We went with two courses: Cheddar cheese, and dark chocolate. Oh, and a green bean casserole. You have to have a green bean casserole. I’m sure there is a vengeful Spirit of Thanksgiving Present who will visit plagues of carolers upon you in the coming month if you don’t placate it with an offering of green bean casserole. In case the lack of turkey should also anger said spirit, I upped my game on the green beans, making the whole thing from scratch, including the fried onion topping. I stopped missing the turkey smell after the onions had been caramelizing for 20 minutes. The smell filled the house, and even the cats were following their noses to the kitchen, and refusing to believe me that onions were bad for them.

Thanksgiving day was decidedly non-crazy. We lounged around in our pajamas, drinking tea and coffee, and playing games like Munchkin and Blokus. I spent my time in the kitchen chopping the dippers with the MST3K TurkeyDay Marathon playing on the kitchen computer. PP would occasionally come in and we’d sit together and watch it for a while, then he’d go back to playing and I’d go back to chopping. Not being a sports fan, and having abandoned live TV a long time ago, I’d forgotten the odd difference watching something live brings. There is much more of a sense of being in the moment. This isn’t a file you can just scrub back on. It’s an event that’s happening right now, and you’re a small part of it.

The food prep was leisurely and calm, without the stress of trying to calculate the cooking times and optimum oven packing to get 15 side dishes and a turkey to the same state of doneness at the appointed time. When it came time for dinner, all the toppings had been chopped; the cheese had been grated, and the plates had been set. I’d even combined the beer, chopped garlic, and mustard powder in advance. It was just a matter of putting the liquids in the pot, letting it warm, and whisking in the cheese in: maybe 5 minutes work. We talked and ate until we’d had our full, and then slipped into a light coma for a while.

Round two did not go as smoothly. I pulled the block of chocolate off the shelf to find that all we had was 99% dark Callebaut. Oops. I guess just looking up and saying “Yep, we’ve got a block’o’chocolate there” isn’t adequate preparation. This wasn’t what I was planning on.

Then I opened the refrigerator and found that I’d miscalculated on the heavy cream, and used it all on the green bean casserole. The Spirit of Thanksgiving Present was having his way with me after all.

I wasn’t about to be defeated so easily. I’d promised my family chocolate fondue, and that was what they were going to have. Whether it would be edible or not was another story, but I was going to at least try. So I set out into uncharted waters. With no clue as to whether I’d get away with it, I pulled out the egg nog, dumped and in a cup of sugar. I chopped up the block of chocolate. When it came time, I heated the eggnog in the microwave, and whisked in the chocolate until I got something looked like a cross between chocolate fondue and liquefied black hole stuff.

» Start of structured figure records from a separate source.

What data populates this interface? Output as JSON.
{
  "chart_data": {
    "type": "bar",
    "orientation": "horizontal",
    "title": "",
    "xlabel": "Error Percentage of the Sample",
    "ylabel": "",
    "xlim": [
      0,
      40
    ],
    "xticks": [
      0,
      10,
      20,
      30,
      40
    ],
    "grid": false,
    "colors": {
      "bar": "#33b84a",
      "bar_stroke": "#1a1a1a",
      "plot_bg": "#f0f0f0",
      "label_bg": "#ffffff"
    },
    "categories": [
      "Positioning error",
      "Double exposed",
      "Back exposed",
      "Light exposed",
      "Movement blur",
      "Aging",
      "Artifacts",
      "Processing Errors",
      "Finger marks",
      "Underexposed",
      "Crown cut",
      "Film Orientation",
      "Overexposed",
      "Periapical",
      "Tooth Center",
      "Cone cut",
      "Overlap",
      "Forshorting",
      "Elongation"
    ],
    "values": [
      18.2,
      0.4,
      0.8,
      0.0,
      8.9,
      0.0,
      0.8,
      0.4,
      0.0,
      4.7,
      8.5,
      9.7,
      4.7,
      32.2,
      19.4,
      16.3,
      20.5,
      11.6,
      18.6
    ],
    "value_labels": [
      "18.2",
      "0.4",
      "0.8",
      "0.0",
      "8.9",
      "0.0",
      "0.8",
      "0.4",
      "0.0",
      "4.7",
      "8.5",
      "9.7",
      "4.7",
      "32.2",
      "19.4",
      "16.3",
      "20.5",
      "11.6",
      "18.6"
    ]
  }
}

The result was dark and luscious, but not noticeably sweet and a more than a little astringent. It was a big hit. It helps that we have a boy with a freakish preference for the darkest of dark chocolates. His optimum dippers were Oreo and Graham cracker covered marshmallows. The adults preferred pineapple chunks, which brought some additional sweetness to the party.

There’s a bit left over. I might cut it with some milk chocolate for the adults when we revisit. On the whole, a quiet Thanksgiving with minimal family drama. Definitely something to be thankful for.